Liverpool played fairly well, and probably should have won the game. Joe Cole’s sending-off didn’t have a bearing on the match’s quality or outcome, but a three-game ban is a soluble stain on what stands as on-field proof of Liverpool’s enduring power to allure top players. It’s easy to see the red card as portentous and another symptom of decline.
Pepe Reina’s mistake, which allowed Arsenal to equalize in the 90th minute, was called a “howler” by many, and it may qualify as one as much as it may be over-reach. Howlers come out of nowhere. They are inexplicable. They are very specific to a moment made up of an unpredictable confluence of variables, some from beyond the three dimensions.

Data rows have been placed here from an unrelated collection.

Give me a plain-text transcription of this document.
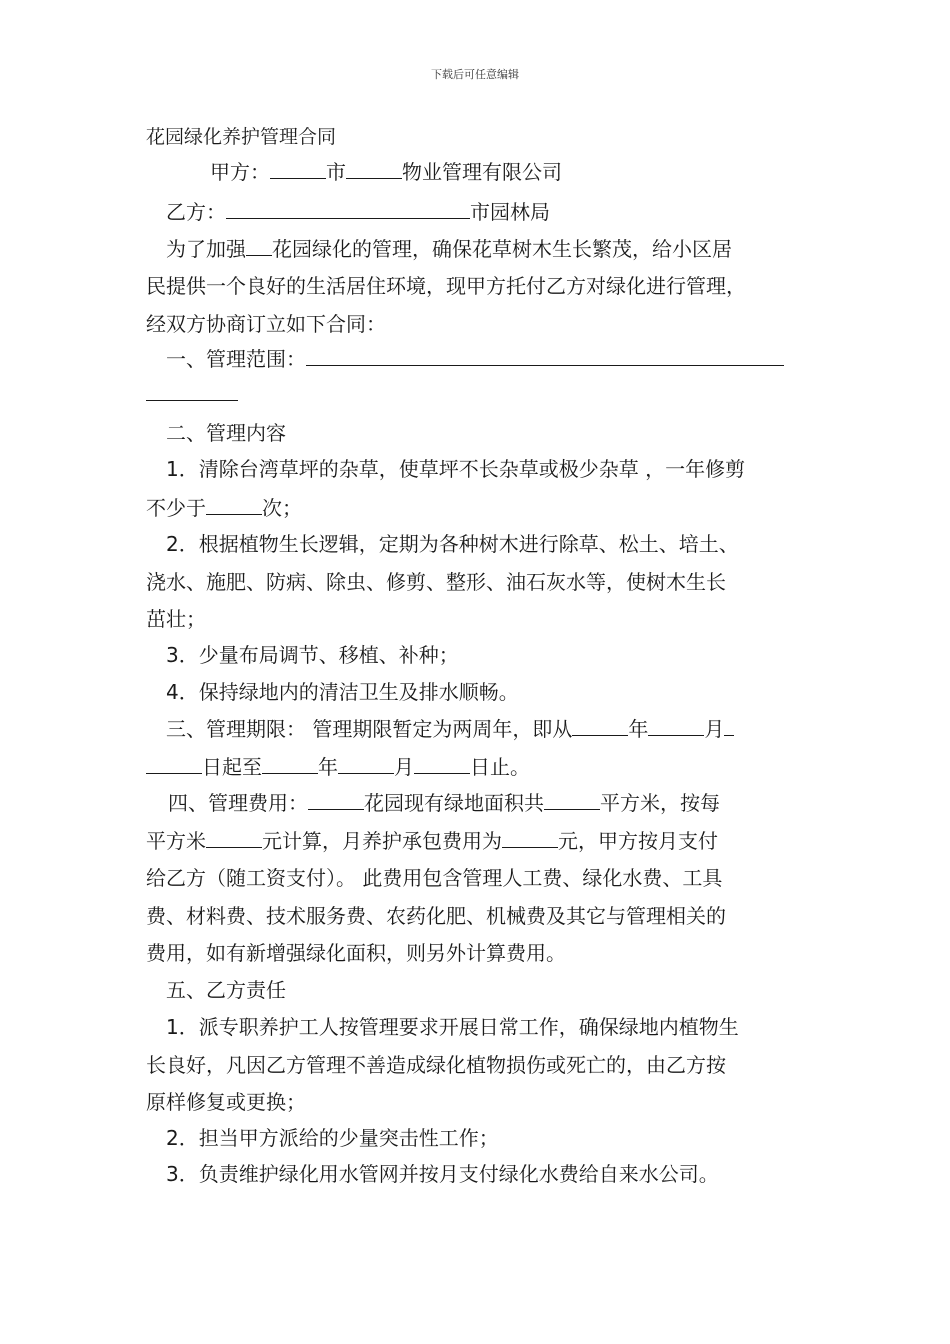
下载后可任意编辑
花园绿化养护管理合同
甲方：	市	物业管理有限公司
乙方：	市园林局
为了加强 花园绿化的管理，确保花草树木生长繁茂，给小区居
民提供一个良好的生活居住环境，现甲方托付乙方对绿化进行管理，
经双方协商订立如下合同：
一、管理范围：
二、管理内容
1．清除台湾草坪的杂草，使草坪不长杂草或极少杂草 ，一年修剪
不少于	次；
2．根据植物生长逻辑，定期为各种树木进行除草、松土、培土、
浇水、施肥、防病、除虫、修剪、整形、油石灰水等，使树木生长
茁壮；
3．少量布局调节、移植、补种；
4．保持绿地内的清洁卫生及排水顺畅。
三、管理期限： 管理期限暂定为两周年，即从	年	月
日起至	年	月	日止。
四、管理费用：	花园现有绿地面积共	平方米，按每
平方米	元计算，月养护承包费用为	元，甲方按月支付
给乙方（随工资支付）。 此费用包含管理人工费、绿化水费、工具
费、材料费、技术服务费、农药化肥、机械费及其它与管理相关的
费用，如有新增强绿化面积，则另外计算费用。
五、乙方责任
1．派专职养护工人按管理要求开展日常工作，确保绿地内植物生
长良好，凡因乙方管理不善造成绿化植物损伤或死亡的，由乙方按
原样修复或更换；
2．担当甲方派给的少量突击性工作；
3．负责维护绿化用水管网并按月支付绿化水费给自来水公司。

By contrast, every expression of Liverpool’s dysfunction is systemic and predictable. Reina is solely responsible for the goal, but when a howler comes to mind in August 2010, it is Rob Greene’s at the World Cup.
Marouane Chamakh’s header-ish shot ricocheted off the post. The rebound didn’t have a lot of pace, but it can’t be easy controlling a rebound off a curved post while wheeling around out of the sun (Reina doesn’t have hair and doesn’t wear a cap). Off his hands, the ball bounced back into the goal. Calling it a howler tries to make the whole crazy Liverpool crisis crazier than you think, because it’s getting crazier all the time. It is hardly necessary to have another sign that the rot is everywhere. It’s already classical drama and crazy crisis. Nothing about it is prophetic.
The Cassandras, ignored because everyone sees what they do, have returned to belting out Anfield anthems. They swing from the storm to the golden sky and back. But the October 6th payment deadline to the Bank of Scotland is quickly approaching, and with default unimaginable, one can fall back into disbelief, which is how one feels seeing a holwer or recognizing a mistake’s inescapable connection to remarkable circumstances.